O general Barry McCaffrey, que na época era o encarregado da política de combate às drogas no governo dos Estados Unidos, objetou ruidosamente ao que percebia como influência desproporcional do COI, e à falta de interesse político, por parte da organização, de revelar violações relacionadas a drogas que pudessem macular a imagem olímpica.

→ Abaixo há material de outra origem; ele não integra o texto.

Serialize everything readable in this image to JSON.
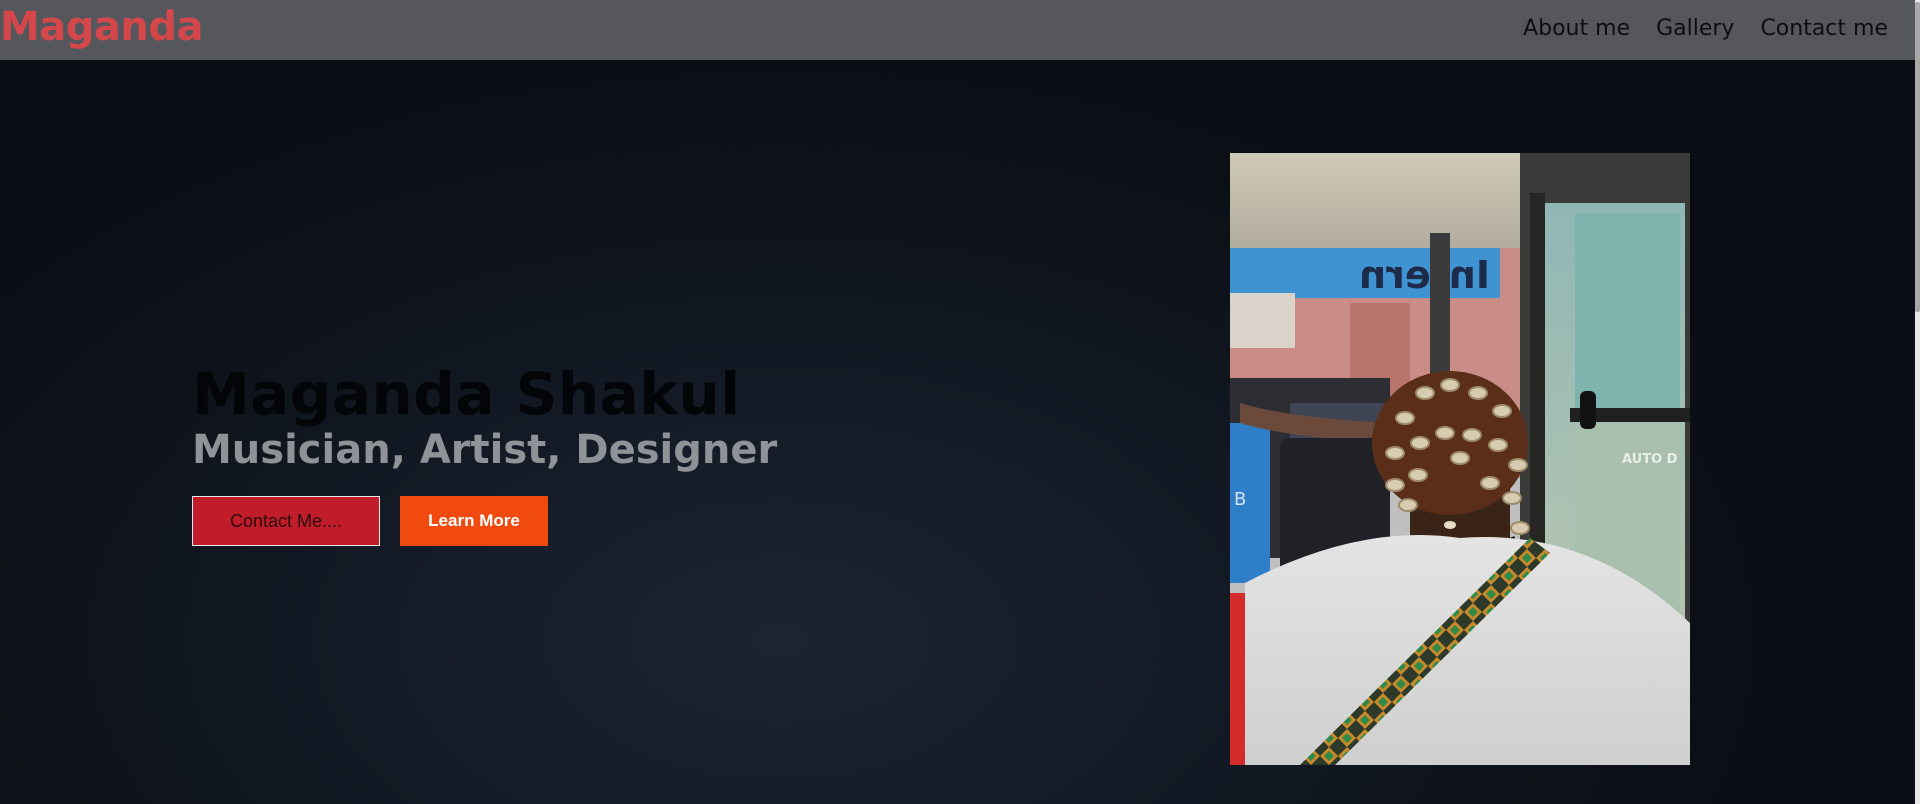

"O COI está se escondendo por trás da Wada", declarou o general McCaffrey em recente entrevista por telefone, sugerindo que a atenção negativa foi desviada de um para o outro órgão. "E a Wada se esconde por trás de uma estrutura ineficiente".

Em 1999, Richard Pound, o primeiro presidente da Wada e membro do COI, se irritou quando o general McCaffrey acusou a Wada de não ser independente. É claro que ela será independente, escreveu Pound em uma carta no mês anterior ao estabelecimento da agência, na Suíça.

O COI hospedou a primeira reunião do conselho da agência e pagou as despesas da Wada em seus dois primeiros anos de existência.

A Wada começou com projetos simples. Sua missão era padronizar as regras mundiais quanto a doping, e criar e fiscalizar os programas antidoping em cada país. As normas da nova agência não incluíam explicitamente o poder de investigar irregularidades.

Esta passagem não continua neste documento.